Agile is Not About Doing

Doing things like Scrum or Kanban Does Not Make You Agile

Eyes Behind Red Curtains On Wood Stage

I’ve come across many people who say they or their company are Agile because they are doing Scrum or Kanban. However, when I dig a little deeper to find out more details, I find a lot of them lacking. I’ve even encountered a few places where they tout they’re doing Agile and using it as recruiting bait. 
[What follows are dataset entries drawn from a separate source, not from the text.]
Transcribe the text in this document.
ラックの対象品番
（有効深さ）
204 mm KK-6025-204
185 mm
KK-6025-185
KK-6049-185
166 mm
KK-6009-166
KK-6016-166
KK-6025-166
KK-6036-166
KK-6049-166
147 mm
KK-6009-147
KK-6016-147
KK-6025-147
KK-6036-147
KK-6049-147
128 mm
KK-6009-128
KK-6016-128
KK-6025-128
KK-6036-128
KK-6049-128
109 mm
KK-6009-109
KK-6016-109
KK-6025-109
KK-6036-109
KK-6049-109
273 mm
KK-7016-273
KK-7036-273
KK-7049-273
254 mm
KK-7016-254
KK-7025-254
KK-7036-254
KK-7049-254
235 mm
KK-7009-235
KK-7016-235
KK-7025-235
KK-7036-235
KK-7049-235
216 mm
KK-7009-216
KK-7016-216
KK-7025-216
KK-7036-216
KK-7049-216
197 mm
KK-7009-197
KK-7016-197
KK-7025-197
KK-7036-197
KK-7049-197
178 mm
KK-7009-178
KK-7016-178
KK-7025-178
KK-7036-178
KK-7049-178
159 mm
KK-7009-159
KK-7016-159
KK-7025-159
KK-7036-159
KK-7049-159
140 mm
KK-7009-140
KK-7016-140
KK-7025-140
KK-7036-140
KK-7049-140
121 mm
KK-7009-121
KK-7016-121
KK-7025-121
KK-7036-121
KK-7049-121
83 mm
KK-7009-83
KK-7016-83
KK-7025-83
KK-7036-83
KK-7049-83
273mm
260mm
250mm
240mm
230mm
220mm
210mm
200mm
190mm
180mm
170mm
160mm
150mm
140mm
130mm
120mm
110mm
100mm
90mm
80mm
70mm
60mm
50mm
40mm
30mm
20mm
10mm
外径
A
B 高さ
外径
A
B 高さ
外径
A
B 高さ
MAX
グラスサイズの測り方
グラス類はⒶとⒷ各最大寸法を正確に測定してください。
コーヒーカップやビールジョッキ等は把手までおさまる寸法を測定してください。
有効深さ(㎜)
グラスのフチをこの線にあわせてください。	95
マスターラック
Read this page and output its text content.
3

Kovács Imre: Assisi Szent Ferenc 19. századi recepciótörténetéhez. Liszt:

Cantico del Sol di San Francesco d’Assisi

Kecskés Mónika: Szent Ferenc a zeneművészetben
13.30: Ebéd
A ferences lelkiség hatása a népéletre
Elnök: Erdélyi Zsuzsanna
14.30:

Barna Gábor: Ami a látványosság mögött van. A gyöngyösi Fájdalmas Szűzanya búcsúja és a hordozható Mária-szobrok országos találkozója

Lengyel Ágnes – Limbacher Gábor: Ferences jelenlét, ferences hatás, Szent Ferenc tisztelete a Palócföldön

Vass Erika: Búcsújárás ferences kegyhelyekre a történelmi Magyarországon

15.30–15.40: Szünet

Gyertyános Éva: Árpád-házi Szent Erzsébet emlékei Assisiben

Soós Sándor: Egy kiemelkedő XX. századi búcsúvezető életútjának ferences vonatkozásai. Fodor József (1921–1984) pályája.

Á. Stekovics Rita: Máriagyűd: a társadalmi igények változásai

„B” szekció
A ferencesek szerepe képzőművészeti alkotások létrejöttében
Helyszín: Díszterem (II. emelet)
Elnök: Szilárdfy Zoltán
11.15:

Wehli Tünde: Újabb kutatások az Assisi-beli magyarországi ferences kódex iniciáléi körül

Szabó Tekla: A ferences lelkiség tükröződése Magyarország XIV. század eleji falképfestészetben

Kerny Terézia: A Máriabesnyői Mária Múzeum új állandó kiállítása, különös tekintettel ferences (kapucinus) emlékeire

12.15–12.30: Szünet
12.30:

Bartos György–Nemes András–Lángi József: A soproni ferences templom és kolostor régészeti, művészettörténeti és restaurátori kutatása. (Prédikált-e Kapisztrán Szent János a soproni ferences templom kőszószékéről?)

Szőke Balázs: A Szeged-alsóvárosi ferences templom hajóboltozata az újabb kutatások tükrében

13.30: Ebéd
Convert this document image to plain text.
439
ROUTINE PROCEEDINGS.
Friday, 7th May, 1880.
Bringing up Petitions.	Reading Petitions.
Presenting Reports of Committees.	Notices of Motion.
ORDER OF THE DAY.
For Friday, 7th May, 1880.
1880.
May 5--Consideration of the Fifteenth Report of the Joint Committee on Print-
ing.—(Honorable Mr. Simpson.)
They are what has now become a trendy term in the community – Fake Agile. (It seems to be fashionable once again since I’ve seen this wave before back in the early 2000s. As they say in fashion, what goes around comes around.)

What makes them fake? 

For one thing, they’re only doing the motions. “Oh, yeah, we have two-week iterations.” “Yes, we meet every day at the stand-up.” “Oh yes, we do sprint planning.” And it just ends there. When I try to see the wizardry going on behind that curtain, I am aghast to find that they haven’t released or much less tested anything. And yet they say they are “doing two-week iterations.” Honestly, a lot of the times, they’re doing a bastardized version of Spiral – an iterative version of Waterfall.

Doing these things doesn’t make you Agile, in the same way that my brushing on some watercolors on paper doesn’t make me a painter.

Practices and Rituals Don’t Make You Agile

Guess what – there are many companies out there who aren’t doing Scrum or Kanban. And yet, they seem to be very Agile. They constantly experiment, pivot, release, and react quickly. Google comes to mind, having worked there previously. Most of the teams in there don’t do anything like Scrum or Kanban. A lot of the time, there’s little or no formal process or mechanism. And yet, they seem to be agile enough, responding to the ever-changing landscape and dominating various sectors of the industry.

A Definition of Agile?

Agile is all about having many feedback loops and getting feedback as quickly as possible. It’s about rapidly reacting to input and stimuli, and swiftly working to release what your customer needs immediately. 

These loops come in many forms – from your customers’ complaints to your business; from when engineering lets your marketing team know what’s releasing this week, all the way to your marketing and sales teams leveraging that information immediately with current and potential new customers.

How you do things doesn’t matter. Technically, you don’t necessarily need to have a cadence (although it helps). Instead, it’s about getting things out as fast as possible based on input, stimuli, or feedback. You can be using Spiral, which I had mentioned earlier, and still be Agile (and yes, I’ve seen it done).  

With software, it’s getting it out daily, if need be – as I’ve done in a few start-ups that I had worked in previously. If you’re in other industries like Pharmaceuticals, it might take a couple of years. I learned about this from a friend recently. If Pharmaceuticals can cut down the drug development time from 10 years, then that’s Agile for their context. We are starting to see this right now with the current pandemic and efforts to find a vaccine.

Agile is About Being, Not Doing

Being Agile has a lot to do with your context. Ask yourself – are you, your team, and your business genuinely Agile doing these practices and rituals? What does it currently take for your business to react and then release? And if you find you’re taking too long, challenge yourself – can you and your business respond and release quicker? What can your business do to make this the new reality?

In the end, you can sum it up and ask – why are you accepting the current status quo?